A compliance agent's cross-session provenance chain needs to be fully traversable. When a regulator asks "what was the basis for this output?", the chain must connect five links:

The chain is only as strong as its weakest link. By default, the Mem0 fact is a leaf node — it carries the extracted text and a timestamp, but no reference to the session that produced it, the Langfuse trace that recorded it, or the CCR content ID of the source it was derived from. The chain breaks at link two.
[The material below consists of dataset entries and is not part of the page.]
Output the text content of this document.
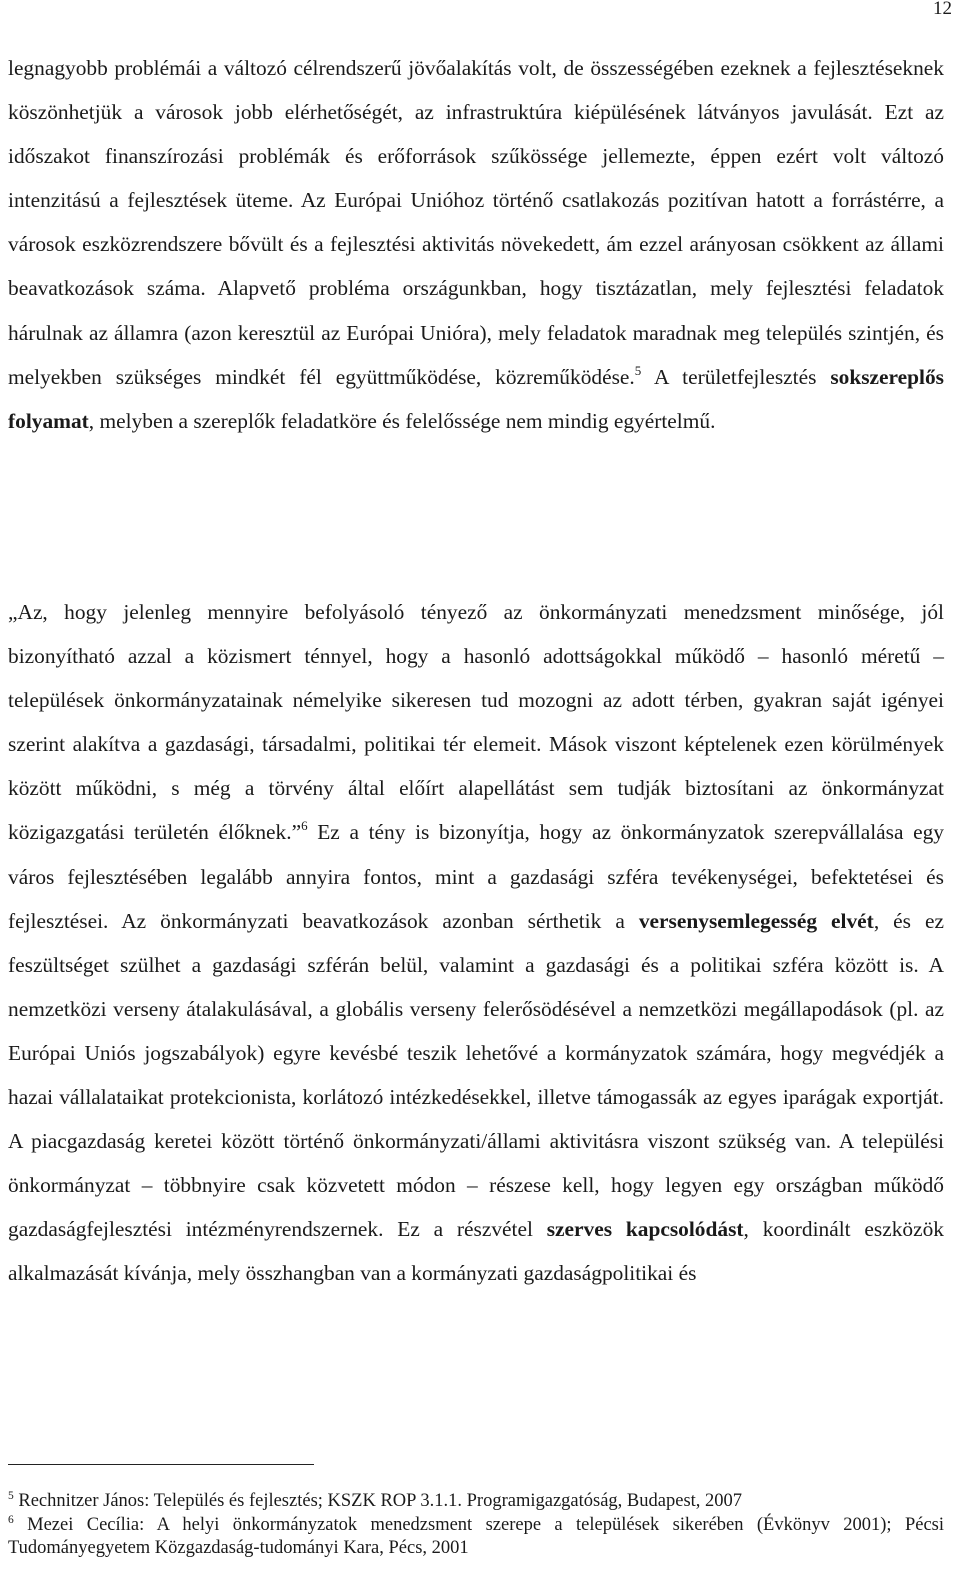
12
legnagyobb problémái a változó célrendszerű jövőalakítás volt, de összességében ezeknek a fejlesztéseknek köszönhetjük a városok jobb elérhetőségét, az infrastruktúra kiépülésének látványos javulását. Ezt az időszakot finanszírozási problémák és erőforrások szűkössége jellemezte, éppen ezért volt változó intenzitású a fejlesztések üteme. Az Európai Unióhoz történő csatlakozás pozitívan hatott a forrástérre, a városok eszközrendszere bővült és a fejlesztési aktivitás növekedett, ám ezzel arányosan csökkent az állami beavatkozások száma. Alapvető probléma országunkban, hogy tisztázatlan, mely fejlesztési feladatok hárulnak az államra (azon keresztül az Európai Unióra), mely feladatok maradnak meg település szintjén, és melyekben szükséges mindkét fél együttműködése, közreműködése.$^5$ A területfejlesztés sokszereplős folyamat, melyben a szereplők feladatköre és felelőssége nem mindig egyértelmű.
„Az, hogy jelenleg mennyire befolyásoló tényező az önkormányzati menedzsment minősége, jól bizonyítható azzal a közismert ténnyel, hogy a hasonló adottságokkal működő – hasonló méretű – települések önkormányzatainak némelyike sikeresen tud mozogni az adott térben, gyakran saját igényei szerint alakítva a gazdasági, társadalmi, politikai tér elemeit. Mások viszont képtelenek ezen körülmények között működni, s még a törvény által előírt alapellátást sem tudják biztosítani az önkormányzat közigazgatási területén élőknek.”$^6$ Ez a tény is bizonyítja, hogy az önkormányzatok szerepvállalása egy város fejlesztésében legalább annyira fontos, mint a gazdasági szféra tevékenységei, befektetései és fejlesztései. Az önkormányzati beavatkozások azonban sérthetik a versenysemlegesség elvét, és ez feszültséget szülhet a gazdasági szférán belül, valamint a gazdasági és a politikai szféra között is. A nemzetközi verseny átalakulásával, a globális verseny felerősödésével a nemzetközi megállapodások (pl. az Európai Uniós jogszabályok) egyre kevésbé teszik lehetővé a kormányzatok számára, hogy megvédjék a hazai vállalataikat protekcionista, korlátozó intézkedésekkel, illetve támogassák az egyes iparágak exportját. A piacgazdaság keretei között történő önkormányzati/állami aktivitásra viszont szükség van. A települési önkormányzat – többnyire csak közvetett módon – részese kell, hogy legyen egy országban működő gazdaságfejlesztési intézményrendszernek. Ez a részvétel szerves kapcsolódást, koordinált eszközök alkalmazását kívánja, mely összhangban van a kormányzati gazdaságpolitikai és

$^5$ Rechnitzer János: Település és fejlesztés; KSZK ROP 3.1.1. Programigazgatóság, Budapest, 2007

$^6$ Mezei Cecília: A helyi önkormányzatok menedzsment szerepe a települések sikerében (Évkönyv 2001); Pécsi Tudományegyetem Közgazdaság-tudományi Kara, Pécs, 2001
The fix is the metadata write shown in the Declarative Memory section above. When the fact is written to Mem0 at session close, the session_id, langfuse_trace_id, and ccr_content_id travel with it. When that fact is retrieved in Session 12 and injected as context, the metadata is available to the harness. The Session 12 Langfuse trace references the injected fact and its provenance metadata. The chain closes.

The architecture for full cross-session provenance already exists across these four tools. What's missing is the write-time decision to store the references — one metadata dict at session close is the difference between an audit trail and an audit approximation.

The CCR's reversibility property pays an unexpected dividend here. CCR retains the full source document — not the compressed version, the original — with its content ID. If a fact derived from a compressed chunk is ever questioned, the CCR can produce the exact bytes that were retrieved and summarized. The provenance chain traces not just to the session, but to the uncompressed source.

Five layers. Six posts. The first time they appear together.

A well-architected agent stack running all five doesn't just produce correct answers in isolation. It produces correct, token-efficient, retrieval-accurate, cross-session-consistent answers — traceable to their source documents through a provenance chain that connects every session's output back to the knowledge that grounded it.

This post was the architectural map, deliberately. Before building the Mem0 + pgvector integration, the SKILL.md injection harness, and the provenance metadata chain, it's worth knowing that cross-session memory isn't one technique — it's a fork between declarative and procedural, and the branch you pick for each type of knowledge determines whether the audit chain closes.

Part 7 builds both branches and measures them against real sessions. The question it answers: does declarative retrieval in Session 12 actually surface the right fact from Session 1? Does the provenance chain close when the metadata is wired at write time? And what does the failure mode look like when similarity search surfaces the wrong fact from a semantically adjacent but factually different session?

The architecture described here works on paper. Part 7 finds out where it doesn't.